The other major proposed approach to “Medicare for All” is simply to build upon and expand the Affordable Care Act, “Obamacare,” retaining the role of private insurance through employers or the state exchanges but adding a “public option” similar to Medicare that people without insurance could choose to buy.
Former Vice President Joe Biden and other moderates have advocated this alternative, which has the advantage of expanding health care coverage to millions of Americans without threatening a system that is increasingly working for the majority of Americans. But even this plan has a downside. Medicare and the proposed public option do cost the government less than private insurers charge, but they do so by putting sharp limits on what they pay hospitals and providers.
Centers for Medicare and Medicaid Services Administrator Seema Verma, a critic of Medicare for All, did make a good point on Monday when she said, “The secret of the public option is that it’s only cheaper because it uses the force of government to strong-arm doctors and hospitals into accepting below-market payment rates.
“Access will be compromised for patients,” she argues, “and reimbursement cuts in the public plan will shift more pressure to employer-sponsored plans to make up the difference, driving up costs for 180 million Americans with private insurance.”
Verma is right to note that Medicare and Medicaid pay providers significantly less than they otherwise charge, which could in fact limit provider participation and prompt higher prices for private insurance under an expanded public option. But that doesn’t mean a public option is not helpful. The government programs do have lower administrative costs than private insurance and no profit motive.

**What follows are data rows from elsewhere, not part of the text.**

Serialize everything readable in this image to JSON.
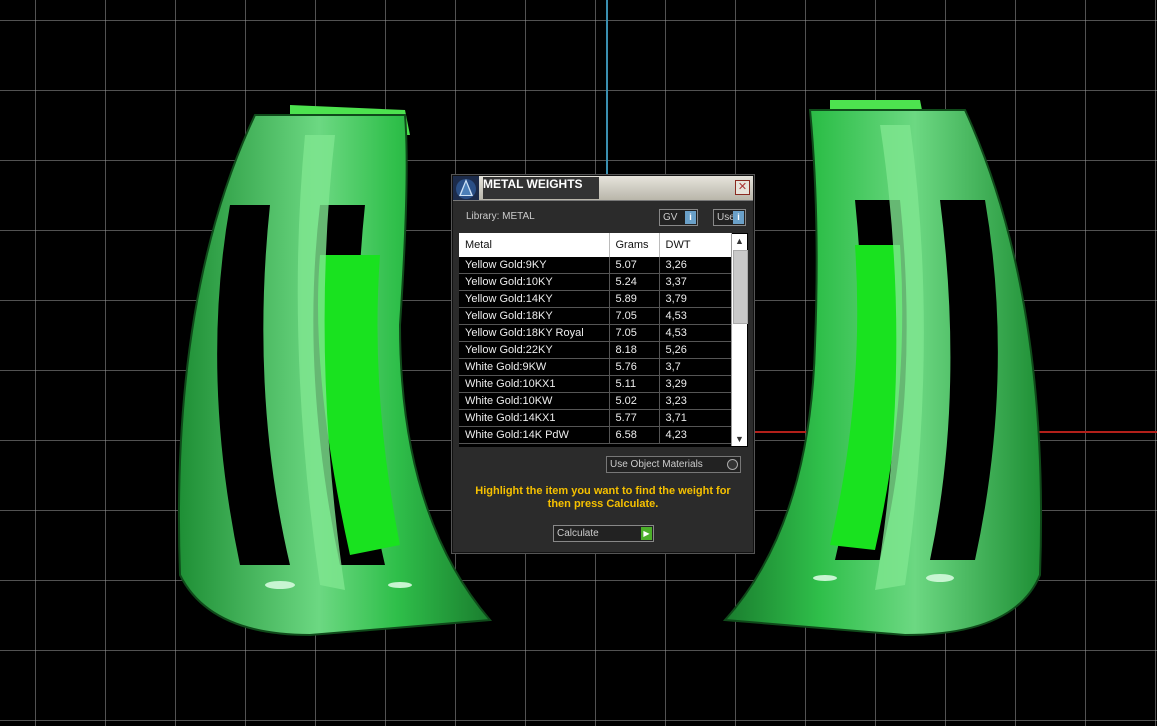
{
  "dialog": {
    "title": "METAL WEIGHTS",
    "close_glyph": "✕",
    "library_label": "Library: METAL",
    "gv_label": "GV",
    "user_label": "User",
    "info_glyph": "i",
    "columns": [
      "Metal",
      "Grams",
      "DWT"
    ],
    "rows": [
      {
        "metal": "Yellow Gold:9KY",
        "grams": "5.07",
        "dwt": "3,26"
      },
      {
        "metal": "Yellow Gold:10KY",
        "grams": "5.24",
        "dwt": "3,37"
      },
      {
        "metal": "Yellow Gold:14KY",
        "grams": "5.89",
        "dwt": "3,79"
      },
      {
        "metal": "Yellow Gold:18KY",
        "grams": "7.05",
        "dwt": "4,53"
      },
      {
        "metal": "Yellow Gold:18KY Royal",
        "grams": "7.05",
        "dwt": "4,53"
      },
      {
        "metal": "Yellow Gold:22KY",
        "grams": "8.18",
        "dwt": "5,26"
      },
      {
        "metal": "White Gold:9KW",
        "grams": "5.76",
        "dwt": "3,7"
      },
      {
        "metal": "White Gold:10KX1",
        "grams": "5.11",
        "dwt": "3,29"
      },
      {
        "metal": "White Gold:10KW",
        "grams": "5.02",
        "dwt": "3,23"
      },
      {
        "metal": "White Gold:14KX1",
        "grams": "5.77",
        "dwt": "3,71"
      },
      {
        "metal": "White Gold:14K PdW",
        "grams": "6.58",
        "dwt": "4,23"
      }
    ],
    "use_object_materials": "Use Object Materials",
    "hint": "Highlight the item you want to find the weight for then press Calculate.",
    "calculate_label": "Calculate",
    "scroll_up_glyph": "▲",
    "scroll_down_glyph": "▼",
    "calc_arrow_glyph": "▶"
  },
  "colors": {
    "ring_green": "#2fbf4a",
    "ring_bright": "#19e21f",
    "hint_yellow": "#f5c000",
    "viewport_bg": "#000000",
    "grid": "#969696"
  }
}
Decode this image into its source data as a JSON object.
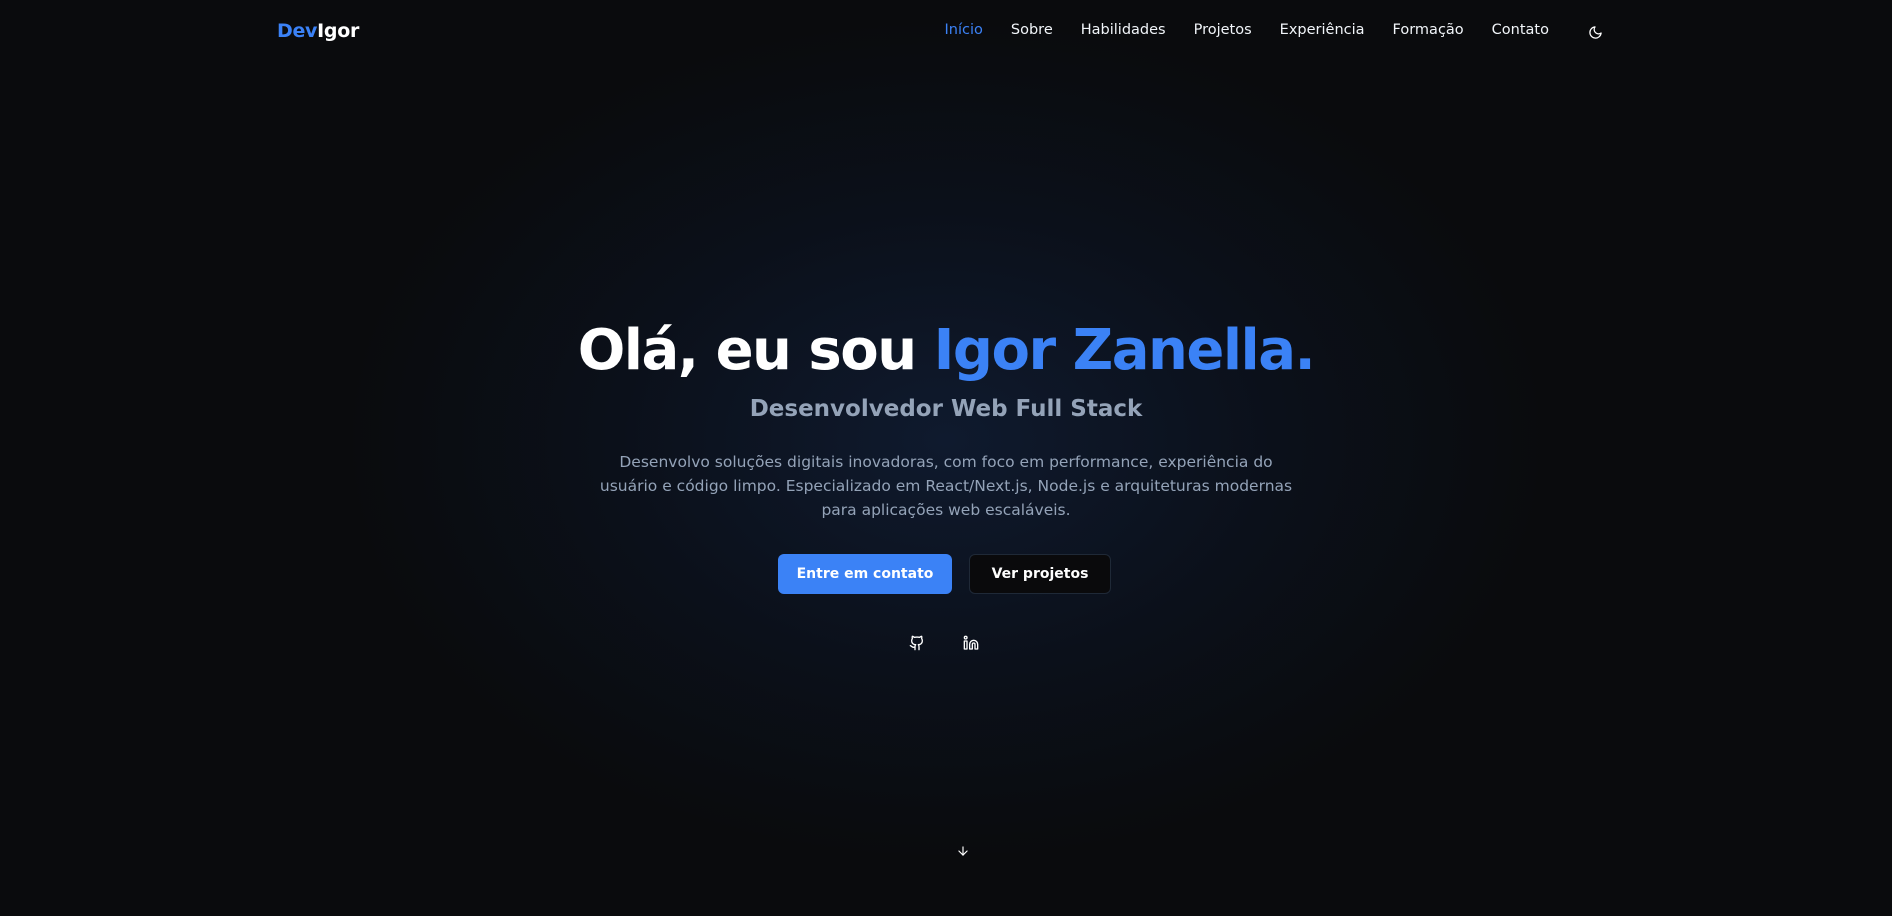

I would argue that if the government increases its reimbursement rates to fairer levels, which it should anyway, then providers and hospitals are more likely to participate and less likely to shift costs, keeping insurance reasonable for everyone.
What Verma doesn’t say is that the current system now engages in horrendous cost-shifting to pay for all the Americans who receive treatment without insurance. Nash Health Care Systems, for instance, is losing money every year because it has to treat patients who can’t afford to pay. One major reason is that the state hasn’t expanded the Medicaid program to cover as many as 500,000 residents — some undocumented — who can’t now get health care insurance but still need care.
Regardless of which health care system the candidates propose, there are some economic realities Americans need to face. One is that good health care costs money. It is not free; somebody has to pay for it, the only question is who. Secondly, the more Americans who can share the financial burden, the less it will be on any individual. That was behind the Obamacare requirement, first proposed by the conservative Heritage Foundation and repealed by Republicans, that people get some form of insurance. And finally, people will continue to have accidents and illnesses that require expensive medical care, especially in a society that is increasingly aging with chronic diseases.
Democrats now debating all these health care proposals may not have all the answers, maybe none of them, but fellow Americans should be grateful they are at least trying to come up with better alternatives to the broken health care system we have now. The Republican approach before and under Trump has been to try to kill off Obamacare in Congress and in court and to reduce health care coverage for millions, including those with preexisting conditions.
I haven’t heard anything proposed by the candidates that is any worse than what we have now, and much sounds better. Just don’t jump to judgment. Listen carefully.
Ken Ripley, a resident of Spring Hope, is The Enterprise’s editor and publisher emeritus.